In the rapidly evolving landscape of enterprise natural language processing (NLP), the demand for efficient, lightweight models capable of handling multi-domain text automation tasks has intensified. This study conducts a comparative analysis of three prominent lightweight Transformer models - DistilBERT, MiniLM, and ALBERT - across three distinct domains: customer sentiment classification, news topic classification, and toxicity and hate speech detection. Utilizing datasets from IMDB, AG News, and the Measuring Hate Speech corpus, we evaluated performance using accuracy-based metrics including accuracy, precision, recall, and F1-score, as well as efficiency metrics such as model size, inference time, throughput, and memory usage.
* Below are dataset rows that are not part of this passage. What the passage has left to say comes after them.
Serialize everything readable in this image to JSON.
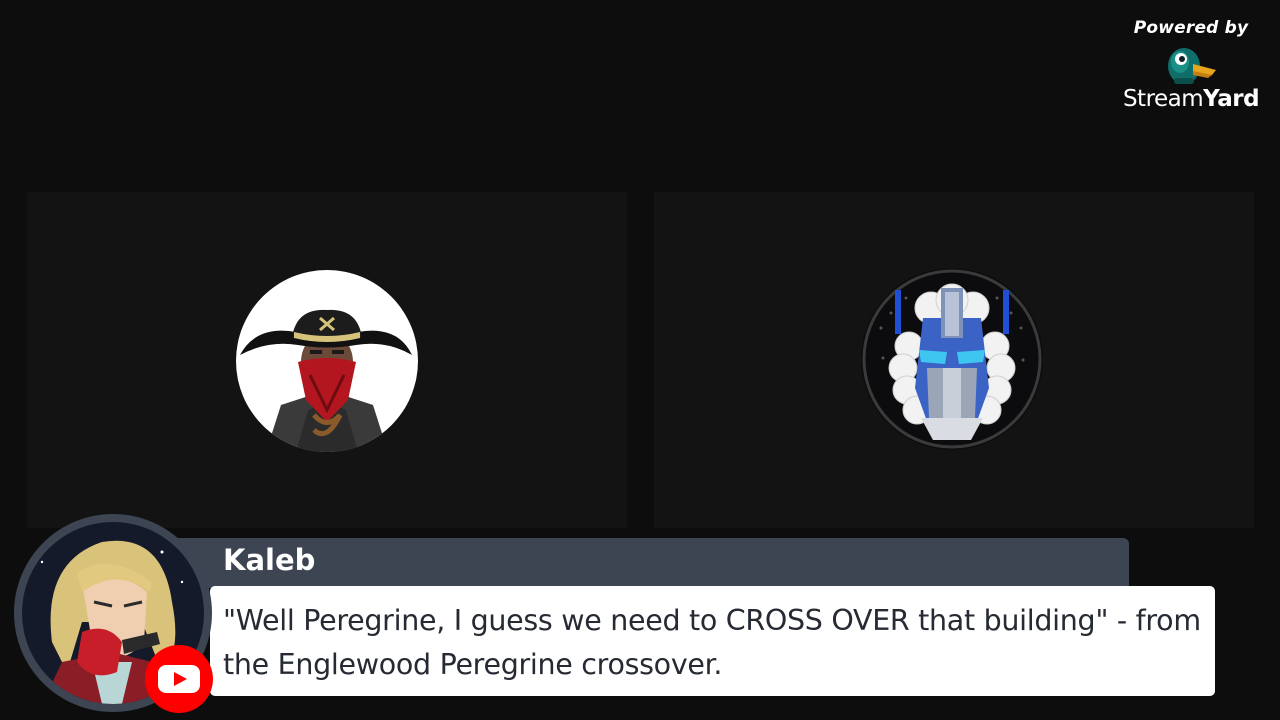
{
  "branding": {
    "powered_by": "Powered by",
    "brand_part1": "Stream",
    "brand_part2": "Yard",
    "logo_icon": "duck-logo-icon"
  },
  "participants": [
    {
      "avatar_icon": "cowboy-masked-avatar",
      "background": "#131314"
    },
    {
      "avatar_icon": "robot-judge-avatar",
      "background": "#131314"
    }
  ],
  "comment": {
    "author": "Kaleb",
    "text": "\"Well Peregrine, I guess we need to CROSS OVER that building\" - from the Englewood Peregrine crossover.",
    "platform_icon": "youtube-icon",
    "avatar_icon": "anime-character-avatar",
    "name_bar_color": "#3d4553",
    "platform_color": "#ff0000"
  }
}
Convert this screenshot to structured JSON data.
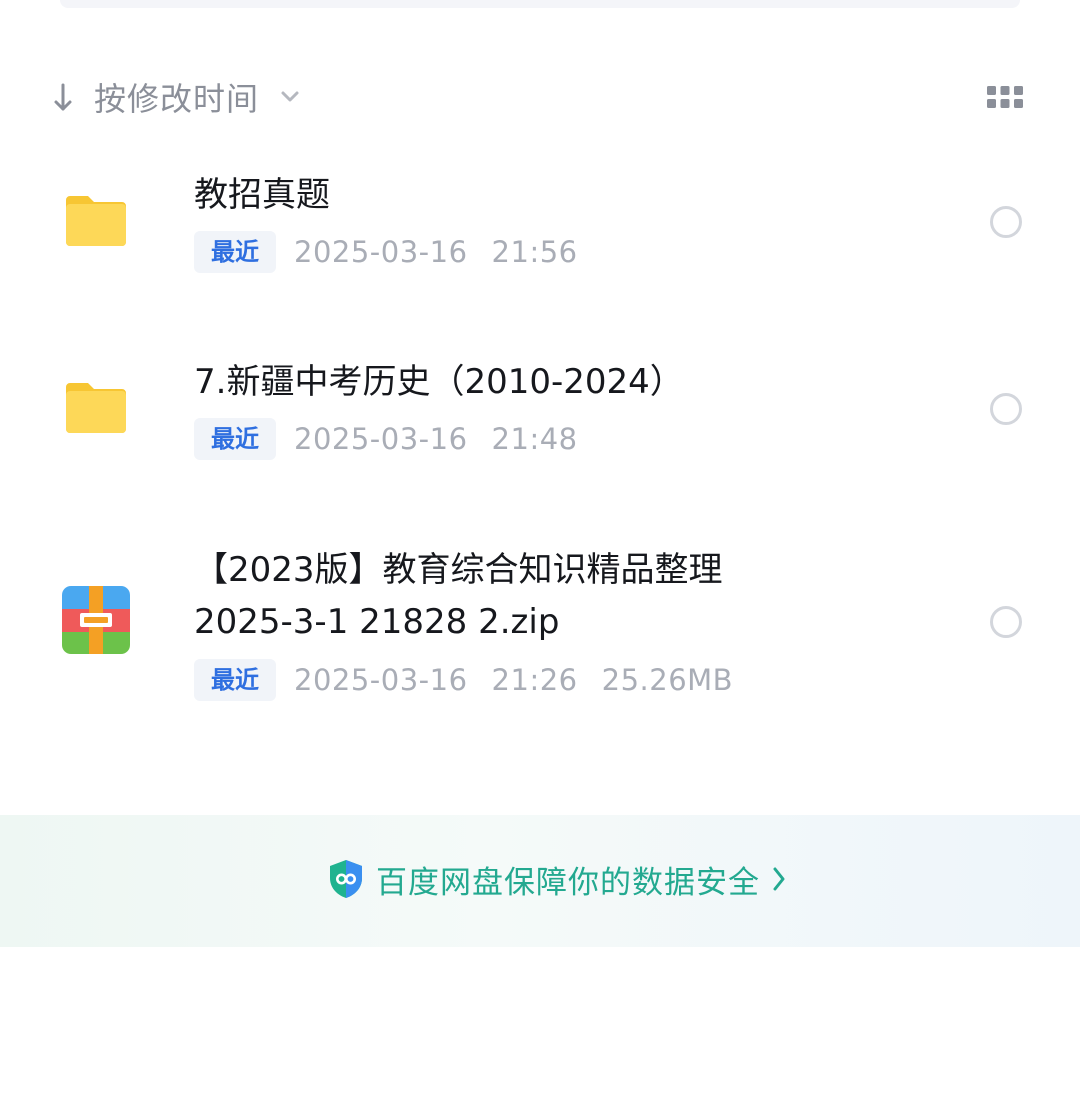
{
  "sort": {
    "label": "按修改时间",
    "direction_icon": "arrow-down-icon",
    "dropdown_icon": "chevron-down-icon"
  },
  "view_toggle_icon": "grid-icon",
  "files": [
    {
      "type": "folder",
      "icon": "folder-icon",
      "name": "教招真题",
      "badge": "最近",
      "date": "2025-03-16",
      "time": "21:56",
      "size": ""
    },
    {
      "type": "folder",
      "icon": "folder-icon",
      "name": "7.新疆中考历史（2010-2024）",
      "badge": "最近",
      "date": "2025-03-16",
      "time": "21:48",
      "size": ""
    },
    {
      "type": "archive",
      "icon": "zip-archive-icon",
      "name": "【2023版】教育综合知识精品整理\n2025-3-1 21828 2.zip",
      "badge": "最近",
      "date": "2025-03-16",
      "time": "21:26",
      "size": "25.26MB"
    }
  ],
  "security_banner": {
    "text": "百度网盘保障你的数据安全",
    "icon": "shield-icon",
    "arrow_icon": "chevron-right-icon"
  },
  "colors": {
    "folder": "#fbd34a",
    "badge_text": "#2f6fe0",
    "badge_bg": "#f1f4f9",
    "security_text": "#23a990",
    "meta_text": "#a9adb6",
    "primary_text": "#16181d"
  }
}
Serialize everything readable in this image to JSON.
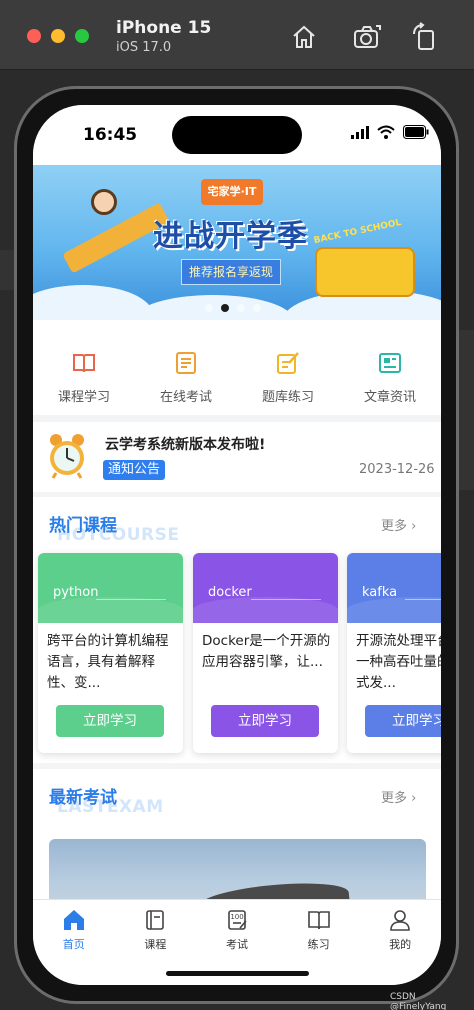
{
  "simulator": {
    "device_name": "iPhone 15",
    "os_version": "iOS 17.0",
    "buttons": [
      "home-icon",
      "screenshot-icon",
      "rotate-icon"
    ]
  },
  "status_bar": {
    "time": "16:45"
  },
  "banner": {
    "logo_text": "宅家学·IT",
    "headline": "进战开学季",
    "promo_button": "推荐报名享返现",
    "tagline": "BACK TO SCHOOL",
    "page_count": 4,
    "active_index": 1
  },
  "categories": [
    {
      "label": "课程学习",
      "icon": "book-icon",
      "color": "#e8674a"
    },
    {
      "label": "在线考试",
      "icon": "exam-form-icon",
      "color": "#f0a030"
    },
    {
      "label": "题库练习",
      "icon": "edit-note-icon",
      "color": "#f0b628"
    },
    {
      "label": "文章资讯",
      "icon": "article-icon",
      "color": "#2bb6a8"
    }
  ],
  "notice": {
    "title": "云学考系统新版本发布啦!",
    "tag": "通知公告",
    "date": "2023-12-26"
  },
  "hot_courses": {
    "title": "热门课程",
    "title_en": "HOTCOURSE",
    "more": "更多",
    "items": [
      {
        "name": "python",
        "description": "跨平台的计算机编程语言，具有着解释性、变...",
        "button": "立即学习",
        "color": "#5ccf8c"
      },
      {
        "name": "docker",
        "description": "Docker是一个开源的应用容器引擎，让...",
        "button": "立即学习",
        "color": "#8a55e6"
      },
      {
        "name": "kafka",
        "description": "开源流处理平台，是一种高吞吐量的分布式发...",
        "button": "立即学习",
        "color": "#5b7fe6"
      }
    ]
  },
  "latest_exams": {
    "title": "最新考试",
    "title_en": "LASTEXAM",
    "more": "更多"
  },
  "tabbar": [
    {
      "label": "首页",
      "icon": "home-tab-icon",
      "active": true
    },
    {
      "label": "课程",
      "icon": "course-book-icon",
      "active": false
    },
    {
      "label": "考试",
      "icon": "exam-score-icon",
      "active": false
    },
    {
      "label": "练习",
      "icon": "open-book-icon",
      "active": false
    },
    {
      "label": "我的",
      "icon": "user-icon",
      "active": false
    }
  ],
  "watermark": "CSDN @FinelyYang",
  "colors": {
    "accent": "#2b7de8",
    "notice_tag": "#2f7ef0"
  }
}
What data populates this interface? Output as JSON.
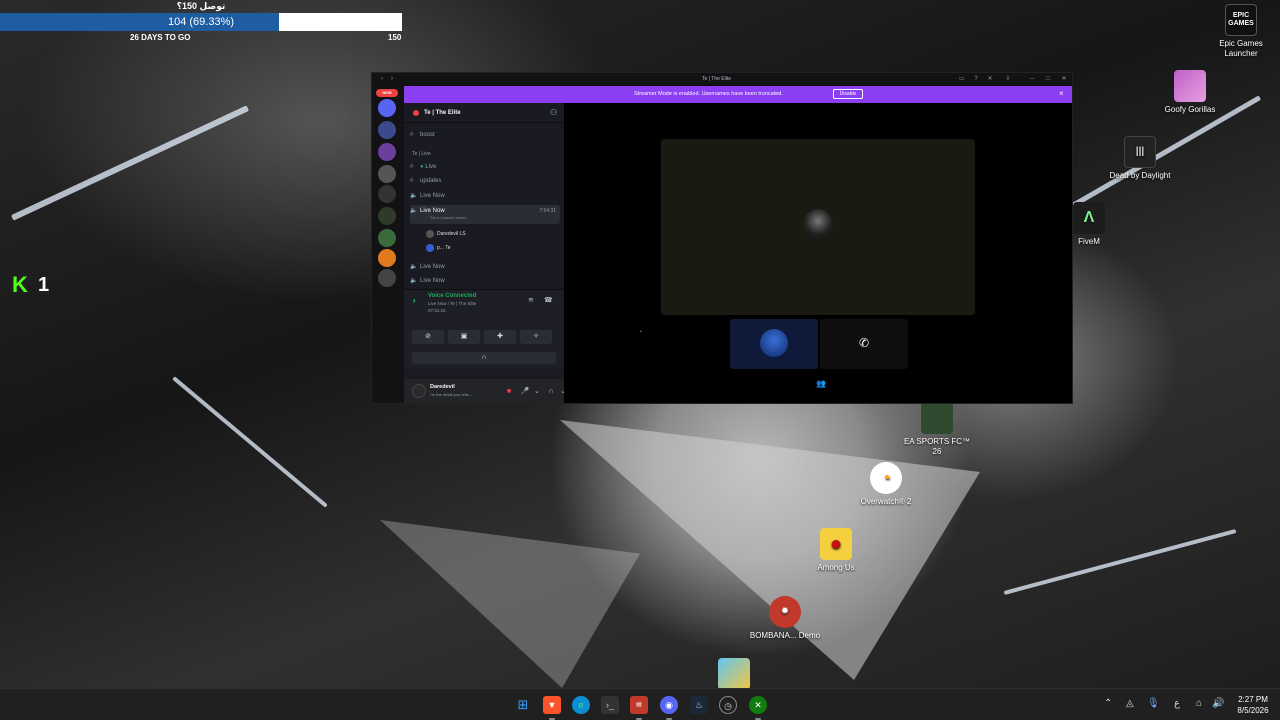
{
  "goal": {
    "title": "توصل 150؟",
    "value_text": "104 (69.33%)",
    "progress": 0.6933,
    "days_to_go": "26 DAYS TO GO",
    "max": "150"
  },
  "kick": {
    "logo": "K",
    "count": "1"
  },
  "desktop_icons": [
    {
      "label": "Epic Games Launcher",
      "icon": "epic-games-icon",
      "img_text": "EPIC GAMES"
    },
    {
      "label": "Goofy Gorillas",
      "icon": "goofy-gorillas-icon",
      "img_text": ""
    },
    {
      "label": "Dead by Daylight",
      "icon": "dead-by-daylight-icon",
      "img_text": ""
    },
    {
      "label": "FiveM",
      "icon": "fivem-icon",
      "img_text": ""
    },
    {
      "label": "EA SPORTS FC™ 26",
      "icon": "ea-sports-fc-icon",
      "img_text": ""
    },
    {
      "label": "Overwatch® 2",
      "icon": "overwatch-icon",
      "img_text": ""
    },
    {
      "label": "Among Us",
      "icon": "among-us-icon",
      "img_text": ""
    },
    {
      "label": "BOMBANA... Demo",
      "icon": "bombana-icon",
      "img_text": ""
    }
  ],
  "discord": {
    "window_title": "Te | The Elite",
    "new_badge": "NEW",
    "banner_text": "Streamer Mode is enabled. Usernames have been truncated.",
    "banner_button": "Disable",
    "guild_name": "Te | The Elite",
    "channels": {
      "boost": "boost",
      "category": "Te | Live",
      "live": "Live",
      "updates": "updates",
      "live_now_1": "Live Now",
      "live_now_active": "Live Now",
      "live_now_time": "7:54:31",
      "set_status": "Set a channel status",
      "member_1": "Daredevil",
      "member_1_badge": "LS",
      "member_2": "p...",
      "member_2_tag": "Te",
      "live_now_3": "Live Now",
      "live_now_4": "Live Now"
    },
    "voice": {
      "title": "Voice Connected",
      "subtitle": "Live Now / Te | The Elite",
      "elapsed": "07:31:23"
    },
    "user": {
      "name": "Daredevil",
      "status": "I'm the detail you retic..."
    }
  },
  "taskbar": {
    "time": "2:27 PM",
    "date": "8/5/2026",
    "lang": "ع"
  },
  "colors": {
    "discord_blurple": "#5865f2",
    "streamer_banner": "#8b3ef2",
    "voice_green": "#23a55a",
    "goal_fill": "#1f5da3",
    "kick_green": "#53fc18"
  }
}
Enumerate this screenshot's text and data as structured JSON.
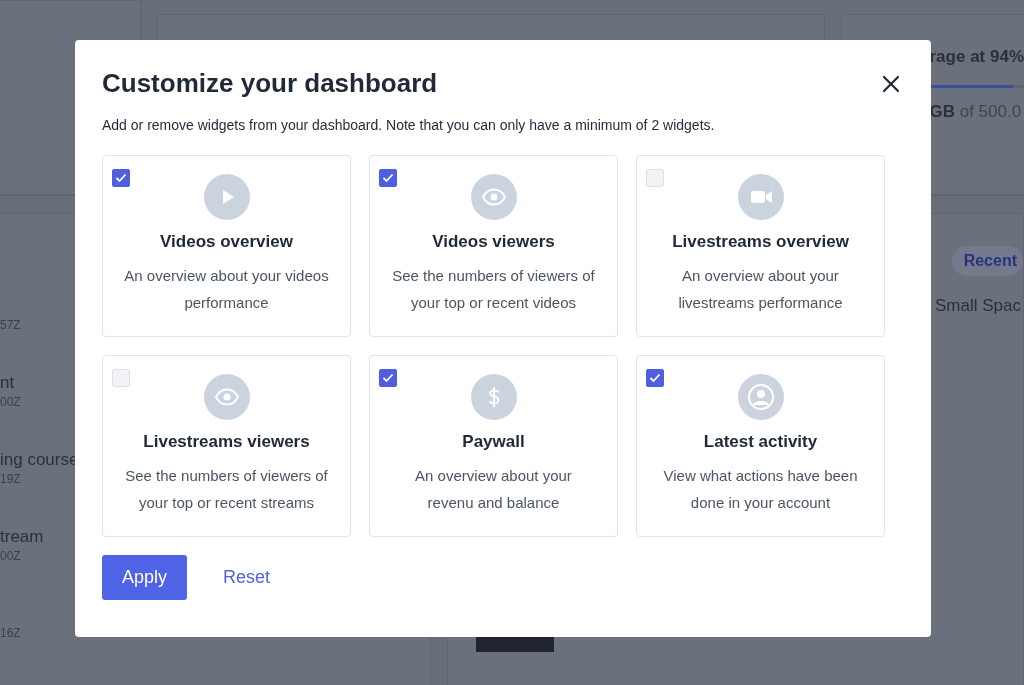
{
  "background": {
    "list_items": [
      {
        "time": "57Z"
      },
      {
        "title": "nt",
        "time": "00Z"
      },
      {
        "title": "ing course",
        "time": "19Z"
      },
      {
        "title": "tream",
        "time": "00Z"
      },
      {
        "time": "16Z"
      }
    ],
    "storage": {
      "title": "rage at 94%",
      "used": "GB",
      "total": "of 500.0",
      "level": 0.94
    },
    "recent": {
      "filter": "Recent",
      "item": "Small Spac"
    }
  },
  "dialog": {
    "title": "Customize your dashboard",
    "description": "Add or remove widgets from your dashboard. Note that you can only have a minimum of 2 widgets.",
    "widgets": [
      {
        "kind": "play",
        "title": "Videos overview",
        "description": "An overview about your videos performance",
        "checked": true
      },
      {
        "kind": "eye",
        "title": "Videos viewers",
        "description": "See the numbers of viewers of your top or recent videos",
        "checked": true
      },
      {
        "kind": "camera",
        "title": "Livestreams overview",
        "description": "An overview about your livestreams performance",
        "checked": false
      },
      {
        "kind": "eye",
        "title": "Livestreams viewers",
        "description": "See the numbers of viewers of your top or recent streams",
        "checked": false
      },
      {
        "kind": "dollar",
        "title": "Paywall",
        "description": "An overview about your revenu and balance",
        "checked": true
      },
      {
        "kind": "user",
        "title": "Latest activity",
        "description": "View what actions have been done in your account",
        "checked": true
      }
    ],
    "primary_button": "Apply",
    "secondary_button": "Reset"
  }
}
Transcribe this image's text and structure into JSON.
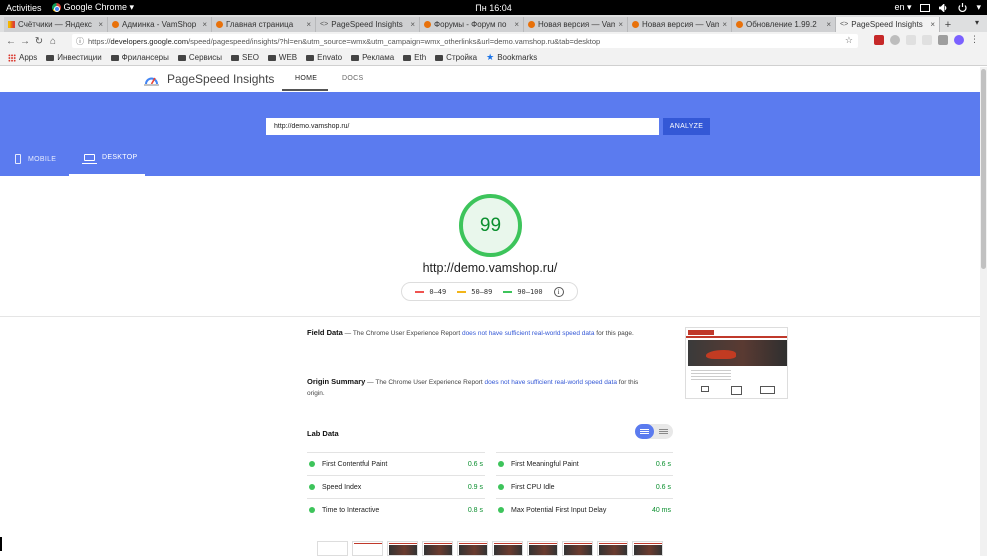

Key findings reveal that no single model dominates all performance dimensions. ALBERT achieves the highest task-specific accuracy in multiple domains, MiniLM excels in inference speed and throughput, and DistilBERT demonstrates the most consistent accuracy across tasks while maintaining competitive efficiency. All results reflect controlled fine-tuning under fixed enterprise-oriented constraints rather than exhaustive hyperparameter optimization. These results highlight trade-offs between accuracy and efficiency, recommending MiniLM for latency-sensitive enterprise applications, DistilBERT for balanced performance, and ALBERT for resource-constrained environments.